Firstly, there is a need for expertise in these new markets but at the same time emerging nations are up-skilling their local work force to be able to compete strongly for roles in the industry. In China and many South East Asian countries, young people are travelling the globe to study in the USA, Australia or the UK to ensure their language fluency is up to scratch and they can learn from sophisticated markets in relation to sport.
Combined with the background of weaker economies across Europe and the United States, competition for global assignments is heating up. Sports Recruitment International has seen a dramatic rise in interest for international relocation for new and established candidates over the last 12 months and a significant increase in candidates from emerging economies returning from their overseas experience to take up leading roles.
For ex-patriots operating in new and foreign environments and cultures, the move is both challenging and exciting. They require a whole new set of skills to navigate the opportunities, challenges and pitfalls. Candidates armed with relevant language skills will clearly get a head start but so will candidates who have a proven success of performing effectively outside of their own territory.
Any exposure that prospective candidates can get to international markets, even on a project basis through their current role, helps an individual's case when seeking to move. For more junior candidates; exposure to a variety of markets, even if only through leisure travel, stints working voluntarily overseas and that all important second (or third) language will certainly help move them to the top of the selection list.
Anyone approaching an international assignment with a ‘one size / one approach fits all' mentality will fall at the first hurdle. Rather than assume this approach, the candidate should be able to apply skills and knowledge at the right time and in the right way. A hefty dose of humility and respect for new cultures and new ways of doing business is essential.
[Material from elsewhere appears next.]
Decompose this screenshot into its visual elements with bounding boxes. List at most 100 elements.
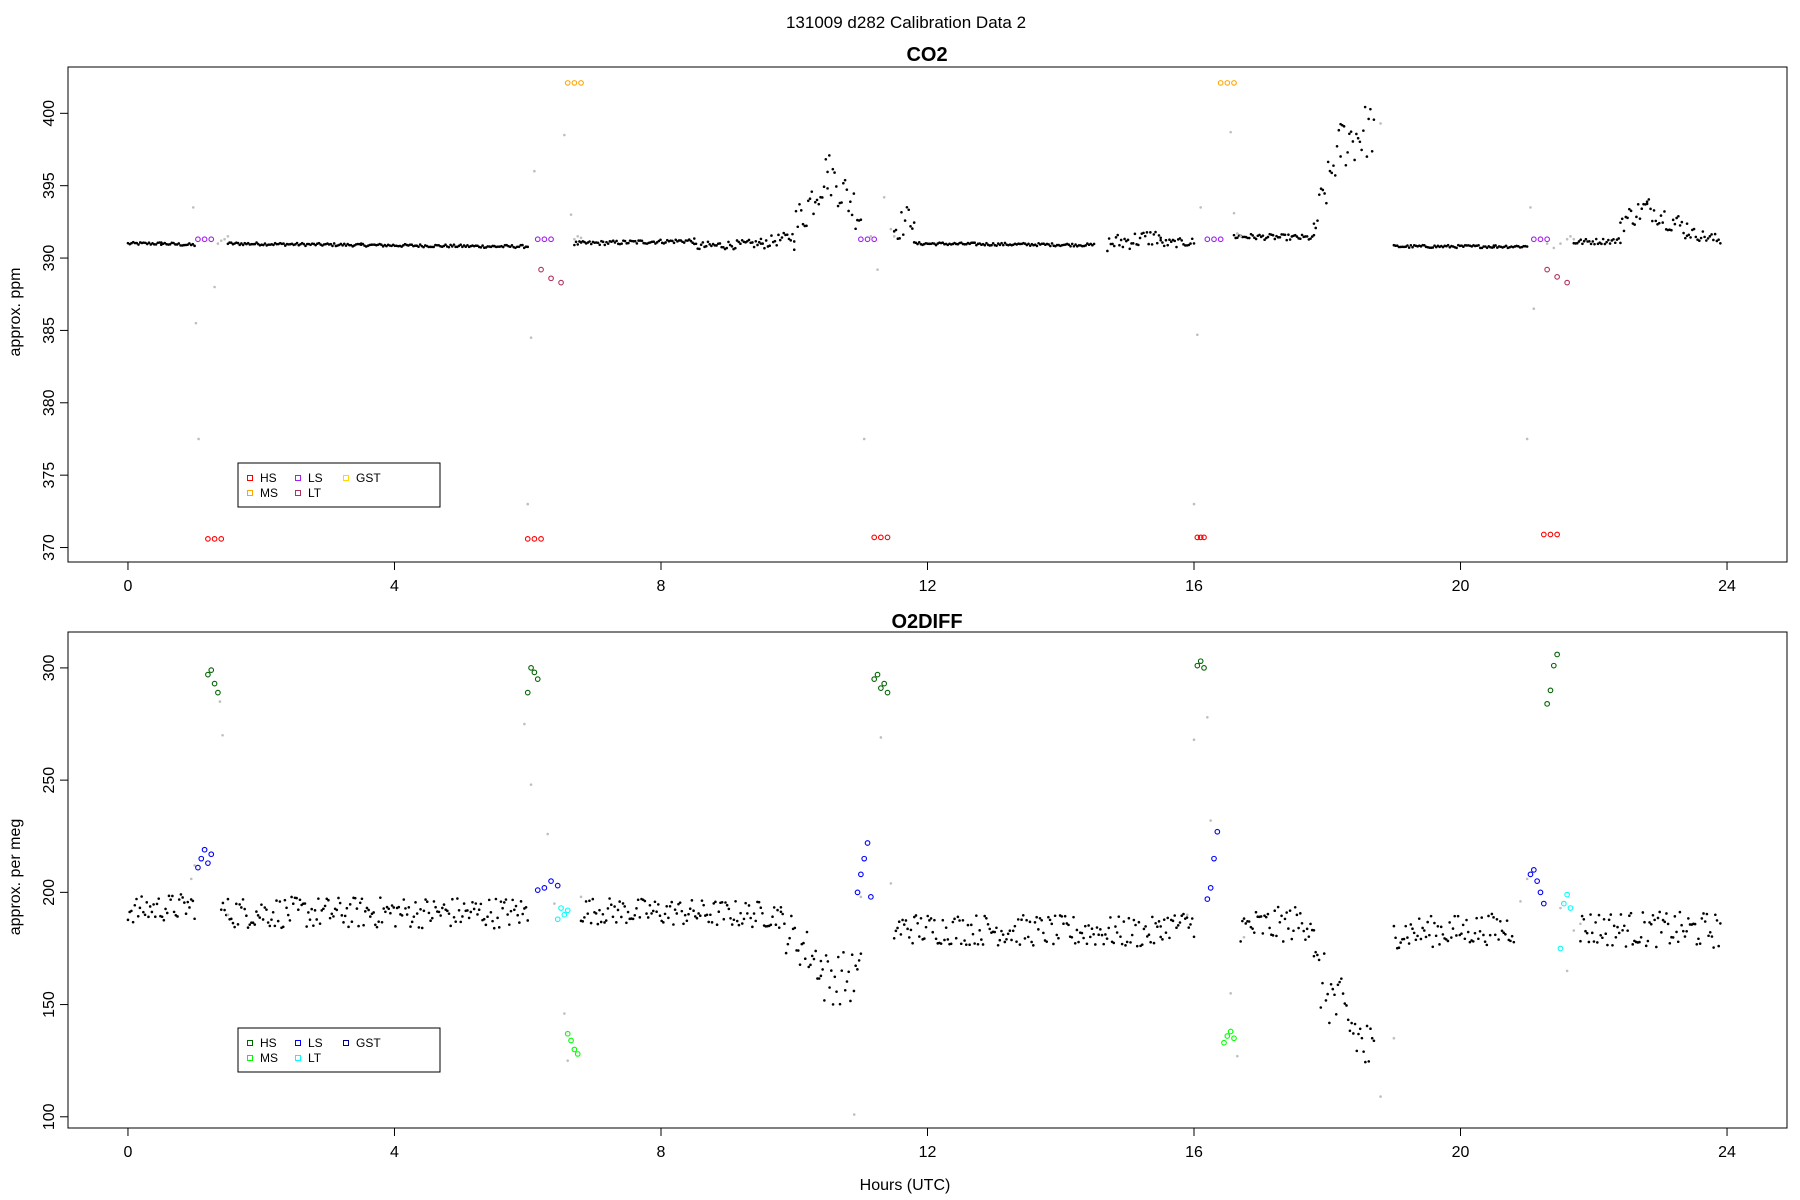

Candidates also need to have their eyes wide open to the inevitable differences; be they administrative, resource related or indeed social and political elements.
Lisa Johnson worked as Director of Sponsorship Services for SMAM at Delhi 2010 and is now based in Singapore. She has previously worked in Qatar and regularly works across China and Japan as Asia Lead for GMR Marketing.
“Working internationally opens you up to a whole range of opportunities. It is exciting, interesting, challenging and sometimes frustrating in equal measures. My one piece of advice would be to take time to get to know the culture, understand the people and the way of doing business. Whilst you may have to stop and make a tough decision at times – doing that with a background of respect and knowledge means the decision will last –and so will you!”